Kuratles Politikbesessenheit und die Liebe zur Musik sind wohl deshalb miteinander verknüpft, weil sie denselben Ursprung haben: Langeweile. Aufgewachsen als Pfarrerssohn in Meikirch, hat er sich noch vor der Schule das Lesen selbst beigebracht. Er las alles, was ihm unter die Finger kam. Deshalb war er in den ersten Schuljahren, wo es darum ging, lesen und schreiben zu lernen, wahnsinnig gelangweilt. Der konsultierte Schulpsychologe empfahl für das unruhige Kind Musikunterricht.

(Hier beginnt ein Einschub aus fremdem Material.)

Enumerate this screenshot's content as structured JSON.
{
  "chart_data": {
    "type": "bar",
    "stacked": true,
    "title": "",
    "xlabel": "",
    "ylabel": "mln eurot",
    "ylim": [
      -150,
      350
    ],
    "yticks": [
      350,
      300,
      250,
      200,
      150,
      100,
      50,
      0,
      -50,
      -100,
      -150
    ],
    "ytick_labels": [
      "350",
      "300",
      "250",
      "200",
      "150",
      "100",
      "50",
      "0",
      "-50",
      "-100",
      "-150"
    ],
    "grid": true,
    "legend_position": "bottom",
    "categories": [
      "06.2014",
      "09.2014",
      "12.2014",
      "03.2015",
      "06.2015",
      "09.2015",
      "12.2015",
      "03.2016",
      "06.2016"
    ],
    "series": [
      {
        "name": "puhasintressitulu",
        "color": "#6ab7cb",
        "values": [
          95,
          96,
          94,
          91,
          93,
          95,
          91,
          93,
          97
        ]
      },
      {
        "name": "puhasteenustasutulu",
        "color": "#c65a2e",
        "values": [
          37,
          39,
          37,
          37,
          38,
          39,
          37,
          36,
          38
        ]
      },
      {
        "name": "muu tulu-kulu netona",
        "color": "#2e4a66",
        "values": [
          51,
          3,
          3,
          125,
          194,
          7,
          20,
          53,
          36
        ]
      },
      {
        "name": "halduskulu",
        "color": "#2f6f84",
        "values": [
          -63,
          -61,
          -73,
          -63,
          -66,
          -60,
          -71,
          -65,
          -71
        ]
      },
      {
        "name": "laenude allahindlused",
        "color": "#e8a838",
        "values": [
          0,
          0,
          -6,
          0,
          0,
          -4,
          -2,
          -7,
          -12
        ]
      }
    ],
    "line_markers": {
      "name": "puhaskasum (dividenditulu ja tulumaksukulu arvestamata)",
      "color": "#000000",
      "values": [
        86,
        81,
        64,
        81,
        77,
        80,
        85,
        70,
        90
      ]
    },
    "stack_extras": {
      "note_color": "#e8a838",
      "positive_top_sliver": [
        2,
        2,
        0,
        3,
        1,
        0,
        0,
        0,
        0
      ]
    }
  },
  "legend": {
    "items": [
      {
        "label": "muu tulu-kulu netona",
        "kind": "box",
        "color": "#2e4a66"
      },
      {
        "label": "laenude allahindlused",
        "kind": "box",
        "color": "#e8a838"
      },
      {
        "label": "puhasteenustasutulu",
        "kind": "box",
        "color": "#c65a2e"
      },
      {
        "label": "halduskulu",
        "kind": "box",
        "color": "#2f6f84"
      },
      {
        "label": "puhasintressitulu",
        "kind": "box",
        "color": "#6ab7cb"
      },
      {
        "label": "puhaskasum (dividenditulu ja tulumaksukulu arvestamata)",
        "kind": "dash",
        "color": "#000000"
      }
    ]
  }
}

Weil die Nachbarn, bei denen er oft zu Besuch war, ein Schlagzeug hatten, nahm er bald Schlagzeugstunden. Die Schule fiel Kuratle auch später mehr oder weniger leicht, sodass die Musik einen immer wichtigeren Platz in seinem Leben einnahm. Er habe schlicht alles spielen können wollen, sagt er heute. Im Gymnasium suchte er sich dann erste Bands. Später besuchte er – wenig überraschend – die Jazzschule in Luzern.
Engagierter Jazz
Die frühe Lektüre hat ihn aber nicht nur zum Musiker werden lassen, sondern in ihm eben auch das Interesse am Weltgeschehen geweckt, so sehr, dass er bis heute nicht ohne Nachrichten sein kann, sich selbst als Newsjunkie bezeichnet und die Spannungen der Welt in Musik zu übersetzen versucht.

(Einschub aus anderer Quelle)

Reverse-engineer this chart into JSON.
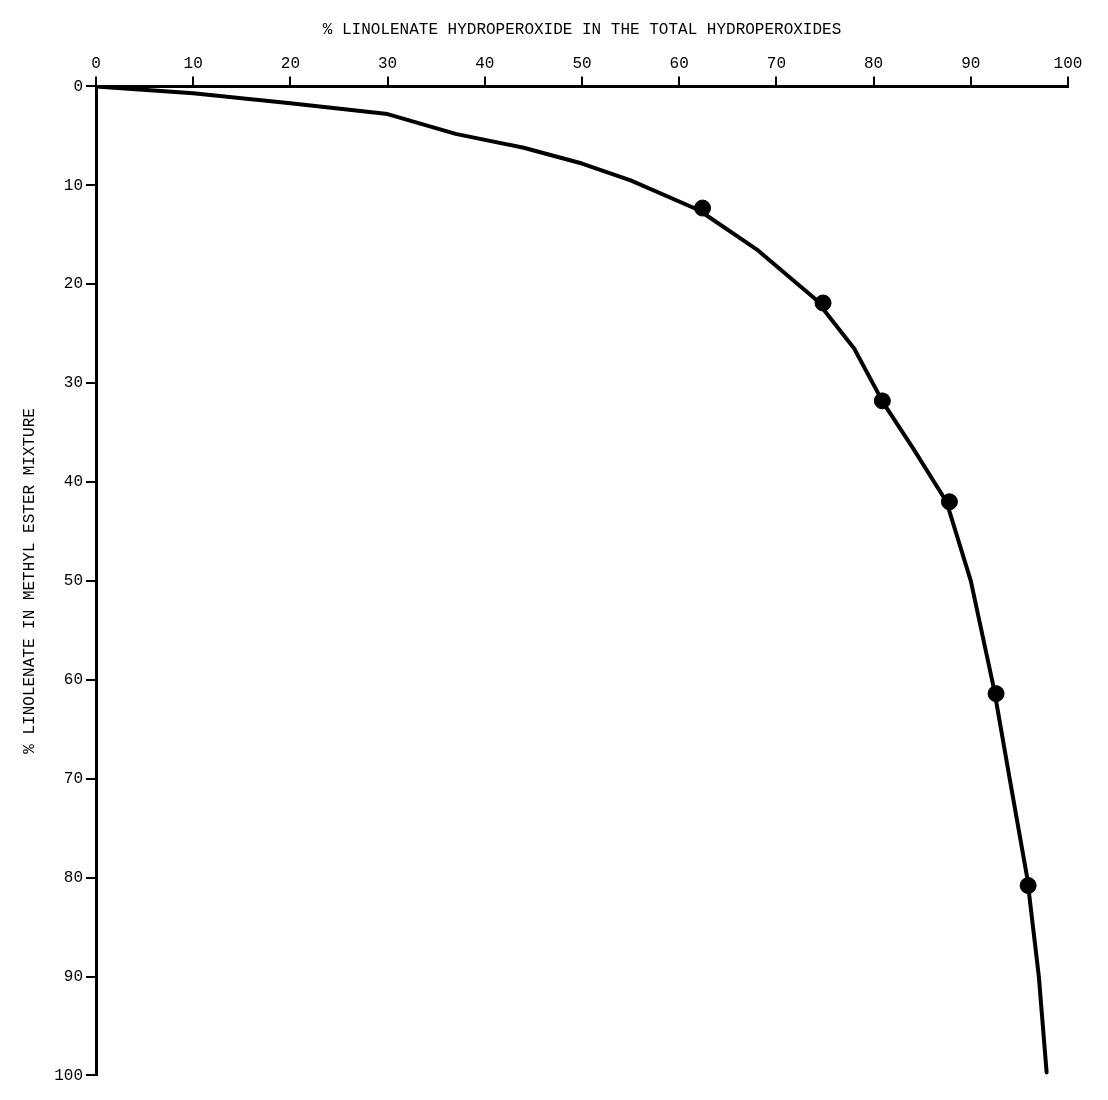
{
  "chart_data": {
    "type": "scatter",
    "xlabel": "% LINOLENATE HYDROPEROXIDE IN THE TOTAL HYDROPEROXIDES",
    "ylabel": "% LINOLENATE IN METHYL ESTER MIXTURE",
    "xlim": [
      0,
      100
    ],
    "xticks": [
      0,
      10,
      20,
      30,
      40,
      50,
      60,
      70,
      80,
      90,
      100
    ],
    "ylim": [
      100,
      0
    ],
    "yticks": [
      0,
      10,
      20,
      30,
      40,
      50,
      60,
      70,
      80,
      90,
      100
    ],
    "grid": false,
    "legend": false,
    "series": [
      {
        "type": "scatter",
        "color": "#000000",
        "marker": "circle",
        "x": [
          62.4,
          74.8,
          80.9,
          87.8,
          92.6,
          95.9
        ],
        "values": [
          12.3,
          21.9,
          31.8,
          42,
          61.4,
          80.8
        ]
      },
      {
        "type": "line",
        "color": "#000000",
        "marker": "none",
        "line_style": "solid",
        "x": [
          0,
          10,
          20,
          30,
          37,
          44,
          50,
          55,
          62,
          68,
          74,
          78,
          81,
          84,
          87.5,
          90,
          92.4,
          94,
          95.8,
          97,
          97.8
        ],
        "values": [
          0,
          0.7,
          1.7,
          2.8,
          4.8,
          6.2,
          7.8,
          9.5,
          12.5,
          16.5,
          21.5,
          26.5,
          32,
          36.5,
          42,
          50,
          61,
          70,
          80,
          90,
          99.7
        ]
      }
    ]
  }
}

«Gerade improvisierte Musik empfinde ich per se als politisch», sagt er. Während etwa Popmusik ein ästhetisches, aber eher statisches Statement darstelle, widerspiegle improvisierte Musik viel unmittelbarer den Zustand einer Gesellschaft. «Diese Unmittelbarkeit verleiht ihr eine Energie, die in der Zuhörerin, im Zuhörer etwas verändern kann.» Das gemeinsame Erleben eines solchen Moments schaffe Verbundenheit. «Ich glaube wirklich, dass ein Konzertbesuch uns toleranter und offener, ja zu besseren Menschen machen kann.»
Und so ist aus dem gelangweilten Schüler ein – im politischen Sinn – engagierter Jazzmusiker geworden, der «Protestsongs ohne Worte» schreibt und fest daran glaubt, dass Musik etwas verändern kann. Der überzeugt ist, dass Kultur ein Kitt ist für die Gesellschaft.